The role involves helping to train large-language models (LLMs) to write production-grade code across various programming languages.
Responsibilities include comparing and ranking multiple code snippets, explaining which is best and why.
The engineer will repair and refactor AI-generated code for correctness, efficiency, and style.
The position requires injecting feedback (ratings, edits, test results) into the RLHF pipeline and ensuring it runs smoothly.
The end goal is for the model to learn to propose, critique, and improve code in a manner similar to the engineer's approach.
The process involves generating code, having expert engineers rank, edit, and justify it, converting that feedback into reward signals, and using reinforcement learning to tune the model toward deployable code.
Requirements:
Candidates must have 4+ years of professional software engineering experience in Python.
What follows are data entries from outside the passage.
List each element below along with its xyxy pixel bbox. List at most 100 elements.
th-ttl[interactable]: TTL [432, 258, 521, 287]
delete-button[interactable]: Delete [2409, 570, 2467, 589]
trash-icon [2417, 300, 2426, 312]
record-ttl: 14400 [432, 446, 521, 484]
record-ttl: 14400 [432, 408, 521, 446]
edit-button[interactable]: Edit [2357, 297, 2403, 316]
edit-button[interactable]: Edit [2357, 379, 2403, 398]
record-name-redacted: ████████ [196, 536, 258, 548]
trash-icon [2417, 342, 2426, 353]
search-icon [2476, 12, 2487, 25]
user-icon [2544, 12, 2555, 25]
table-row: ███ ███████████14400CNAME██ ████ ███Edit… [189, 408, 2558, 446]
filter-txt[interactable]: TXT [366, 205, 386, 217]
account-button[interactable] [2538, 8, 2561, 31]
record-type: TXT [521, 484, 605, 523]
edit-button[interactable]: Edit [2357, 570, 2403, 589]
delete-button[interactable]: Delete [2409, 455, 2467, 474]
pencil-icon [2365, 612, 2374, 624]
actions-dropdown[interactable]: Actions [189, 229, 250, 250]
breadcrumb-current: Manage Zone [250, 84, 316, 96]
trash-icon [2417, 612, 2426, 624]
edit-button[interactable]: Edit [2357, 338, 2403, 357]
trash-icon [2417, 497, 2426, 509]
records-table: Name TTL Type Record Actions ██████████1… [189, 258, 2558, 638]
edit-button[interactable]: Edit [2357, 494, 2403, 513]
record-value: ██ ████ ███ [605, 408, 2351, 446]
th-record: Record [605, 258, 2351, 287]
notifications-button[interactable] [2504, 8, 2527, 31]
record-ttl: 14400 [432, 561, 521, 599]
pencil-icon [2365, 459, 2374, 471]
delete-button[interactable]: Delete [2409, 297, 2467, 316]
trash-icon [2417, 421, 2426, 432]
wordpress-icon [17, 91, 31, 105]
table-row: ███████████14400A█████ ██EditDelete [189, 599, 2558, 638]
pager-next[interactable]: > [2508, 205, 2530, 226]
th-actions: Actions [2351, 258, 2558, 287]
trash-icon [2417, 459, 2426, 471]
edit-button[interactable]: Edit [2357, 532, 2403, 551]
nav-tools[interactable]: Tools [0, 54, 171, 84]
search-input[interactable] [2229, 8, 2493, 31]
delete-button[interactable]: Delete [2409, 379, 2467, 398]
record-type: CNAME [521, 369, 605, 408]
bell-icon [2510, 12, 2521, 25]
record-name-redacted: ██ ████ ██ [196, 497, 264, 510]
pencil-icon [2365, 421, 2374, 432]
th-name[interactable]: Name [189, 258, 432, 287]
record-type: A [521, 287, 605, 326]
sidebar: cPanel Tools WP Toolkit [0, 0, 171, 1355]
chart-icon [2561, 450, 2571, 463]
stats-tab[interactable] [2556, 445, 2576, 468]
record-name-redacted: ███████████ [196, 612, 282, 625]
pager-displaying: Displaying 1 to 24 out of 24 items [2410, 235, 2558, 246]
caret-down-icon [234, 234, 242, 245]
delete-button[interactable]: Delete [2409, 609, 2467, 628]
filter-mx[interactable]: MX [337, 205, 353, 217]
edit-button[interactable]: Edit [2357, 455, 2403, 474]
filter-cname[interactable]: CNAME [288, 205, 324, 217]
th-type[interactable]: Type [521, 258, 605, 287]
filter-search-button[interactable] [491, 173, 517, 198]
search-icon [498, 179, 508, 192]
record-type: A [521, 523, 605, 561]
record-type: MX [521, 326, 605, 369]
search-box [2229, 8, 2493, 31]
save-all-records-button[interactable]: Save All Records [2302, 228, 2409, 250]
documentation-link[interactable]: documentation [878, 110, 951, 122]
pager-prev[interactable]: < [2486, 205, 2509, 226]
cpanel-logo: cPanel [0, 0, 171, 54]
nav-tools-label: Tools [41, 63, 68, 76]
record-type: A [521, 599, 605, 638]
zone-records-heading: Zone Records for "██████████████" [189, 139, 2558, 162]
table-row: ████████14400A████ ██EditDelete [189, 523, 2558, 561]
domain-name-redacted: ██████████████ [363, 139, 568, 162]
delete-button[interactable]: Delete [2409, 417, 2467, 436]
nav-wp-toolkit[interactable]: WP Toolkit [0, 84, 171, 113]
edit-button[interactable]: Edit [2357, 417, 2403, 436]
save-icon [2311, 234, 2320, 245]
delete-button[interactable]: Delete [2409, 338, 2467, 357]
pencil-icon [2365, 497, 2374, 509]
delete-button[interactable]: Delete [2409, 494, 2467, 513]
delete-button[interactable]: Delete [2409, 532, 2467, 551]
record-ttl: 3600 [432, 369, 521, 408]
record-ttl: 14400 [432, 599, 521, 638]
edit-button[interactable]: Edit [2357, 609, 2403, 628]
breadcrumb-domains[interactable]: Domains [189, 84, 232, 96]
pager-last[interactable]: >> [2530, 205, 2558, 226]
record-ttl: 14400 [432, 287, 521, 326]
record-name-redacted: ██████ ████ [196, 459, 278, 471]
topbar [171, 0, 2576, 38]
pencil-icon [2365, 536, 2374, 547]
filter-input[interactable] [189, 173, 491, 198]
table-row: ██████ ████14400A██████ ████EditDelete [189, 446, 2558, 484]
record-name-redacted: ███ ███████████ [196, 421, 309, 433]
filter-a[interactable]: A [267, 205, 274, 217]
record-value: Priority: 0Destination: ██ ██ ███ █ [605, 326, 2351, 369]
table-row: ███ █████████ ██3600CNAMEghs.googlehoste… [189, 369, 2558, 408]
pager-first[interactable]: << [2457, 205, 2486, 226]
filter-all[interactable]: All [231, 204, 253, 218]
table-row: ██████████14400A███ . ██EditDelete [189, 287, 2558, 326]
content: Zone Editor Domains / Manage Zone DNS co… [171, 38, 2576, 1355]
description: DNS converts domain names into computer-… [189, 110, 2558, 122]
Constraint programming experience is a bonus but not required.
Strong code-review instincts are necessary, with the ability to quickly spot logic errors, performance traps, and security issues.
Extreme attention to detail and excellent written communication skills are essential, as much of the role involves explaining the reasoning behind code choices.
Candidates should enjoy reading documentation and language specifications and thrive in an asynchronous, low-oversight environment.
No prior RLHF or AI training experience is required, nor is deep machine learning knowledge; the ability to review and critique code clearly is sufficient.
Benefits:
The position is fully remote, allowing candidates to work from anywhere.
Compensation ranges from $30/hr to $70/hr, depending on location and seniority.
The role offers flexible hours, with a minimum of 15 hours per week and up to 40 hours available.
Engagement is through a 1099 contract, providing straightforward impact without unnecessary complexities.